The "lab-on-a-chip" platform is capable of detecting protein cancer markers in the blood using the very latest advances in plasmonics, nano-fabrication, microfluids and surface chemistry.
The device developed by an international team of researchers, led by the Institute of Photonic Sciences in Castelldefelsis Spain, is able to detect very low concentrations of protein cancer markers in blood, enabling diagnoses of the disease in its earliest stages.
The detection of cancer in its very early stages is seen as key to the successful diagnosis and treatment of this disease, researchers said.

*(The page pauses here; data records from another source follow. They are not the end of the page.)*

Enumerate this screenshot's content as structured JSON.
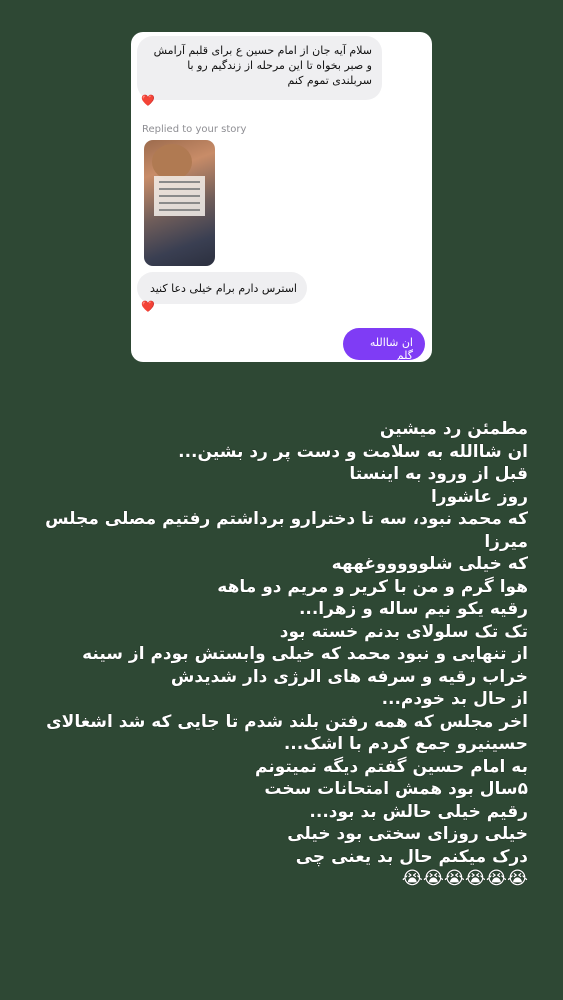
{
  "dm_card": {
    "incoming_message_1": "سلام آیه جان از امام حسین ع برای قلبم آرامش و صبر بخواه تا این مرحله  از زندگیم رو با سربلندی تموم کنم",
    "reaction_1": "❤️",
    "replied_label": "Replied to your story",
    "incoming_message_2": "استرس دارم برام خیلی دعا کنید",
    "reaction_2": "❤️",
    "outgoing_message": "ان شاالله گلم"
  },
  "story_lines": [
    "مطمئن رد میشین",
    "ان شاالله به سلامت و دست پر رد بشین...",
    "قبل از ورود به اینستا",
    "روز عاشورا",
    "که محمد نبود، سه تا دخترارو برداشتم رفتیم مصلی مجلس",
    "میرزا",
    "که خیلی شلوووووغههه",
    "هوا گرم و من با کریر و مریم دو ماهه",
    "رقیه یکو نیم ساله و زهرا...",
    "تک تک سلولای بدنم خسته بود",
    "از تنهایی و نبود محمد که خیلی وابستش بودم از سینه",
    "خراب رقیه و سرفه های الرژی دار شدیدش",
    "از حال بد خودم...",
    "اخر مجلس که همه رفتن بلند شدم تا جایی که شد اشغالای",
    "حسینیرو جمع کردم با اشک...",
    "به امام حسین گفتم دیگه نمیتونم",
    "۵سال بود همش امتحانات سخت",
    "رقیم خیلی حالش بد بود...",
    "خیلی روزای سختی بود خیلی",
    "درک میکنم حال بد یعنی چی"
  ],
  "emoji_line": "😭😭😭😭😭😭"
}
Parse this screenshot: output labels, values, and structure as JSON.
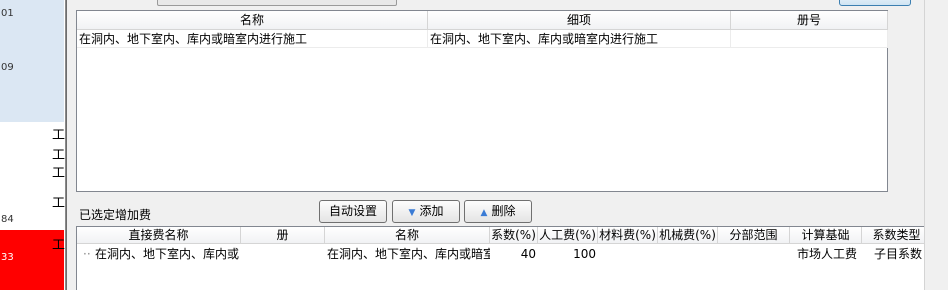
{
  "left_strip": {
    "numbers": [
      "01",
      "09",
      "84",
      "33"
    ],
    "glyphs": [
      "工",
      "工",
      "工",
      "工",
      "工"
    ]
  },
  "top_table": {
    "headers": [
      "名称",
      "细项",
      "册号"
    ],
    "rows": [
      {
        "name": "在洞内、地下室内、库内或暗室内进行施工",
        "detail": "在洞内、地下室内、库内或暗室内进行施工",
        "volume": ""
      }
    ]
  },
  "selected_section": {
    "label": "已选定增加费",
    "buttons": {
      "auto": "自动设置",
      "add": "添加",
      "delete": "删除"
    }
  },
  "bottom_table": {
    "headers": [
      "直接费名称",
      "册",
      "名称",
      "系数(%)",
      "人工费(%)",
      "材料费(%)",
      "机械费(%)",
      "分部范围",
      "计算基础",
      "系数类型"
    ],
    "row": {
      "direct_name": "在洞内、地下室内、库内或",
      "volume": "",
      "name": "在洞内、地下室内、库内或暗室",
      "coef": "40",
      "labor": "100",
      "material": "",
      "machine": "",
      "scope": "",
      "basis": "市场人工费",
      "coef_type": "子目系数"
    }
  }
}
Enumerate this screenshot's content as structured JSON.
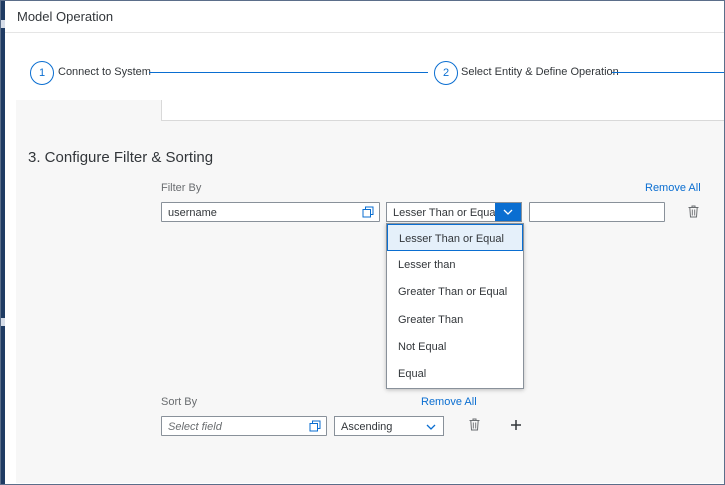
{
  "window": {
    "title": "Model Operation"
  },
  "wizard": {
    "steps": [
      {
        "number": "1",
        "label": "Connect to System"
      },
      {
        "number": "2",
        "label": "Select Entity & Define Operation"
      }
    ]
  },
  "section": {
    "title": "3. Configure Filter & Sorting"
  },
  "filter": {
    "label": "Filter By",
    "remove_all": "Remove All",
    "field_value": "username",
    "operator_value": "Lesser Than or Equal",
    "value_input": "",
    "operator_options": [
      "Lesser Than or Equal",
      "Lesser than",
      "Greater Than or Equal",
      "Greater Than",
      "Not Equal",
      "Equal"
    ],
    "selected_option": "Lesser Than or Equal"
  },
  "sort": {
    "label": "Sort By",
    "remove_all": "Remove All",
    "field_placeholder": "Select field",
    "order_value": "Ascending"
  },
  "colors": {
    "accent": "#0a6ed1",
    "text": "#32363a",
    "muted": "#6a6d70",
    "background": "#f7f7f7"
  },
  "icons": [
    "value-help-icon",
    "chevron-down-icon",
    "delete-icon",
    "add-icon"
  ]
}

Although very compact (only a few square centimetres), the lab-on-a-chip hosts various sensing sites distributed across a network of fluidic micro-channels that enables it to conduct multiple analyses.
Gold nano-particles lie on the surface of the chip and are chemically programed with an antibody receptor in such a way that they are capable of specifically attracting the protein markers circulating in blood.
When a drop of blood is injected into the chip, it circulates through the micro-channels and if cancer markers are present in the blood, they will stick to the nano-particles located on the micro-channels as they pass by, setting off changes in what is known as the "plasmonic resonance".
The device monitors these changes, the magnitude of which are directly related to the concentration/number of markers in the patient blood thus providing a direct assessment of the risk for the patient to develop a cancer.
"The most fascinating finding is that we are capable of detecting extremely low concentrations of this protein in a matter of minutes, making this device an ultra-high sensitivity, state-of-the-art, powerful instrument that will benefit early detection and treatment monitoring of cancer," said Professor Romain Quidant from the Institute of Photonic Sciences in Castelldefels.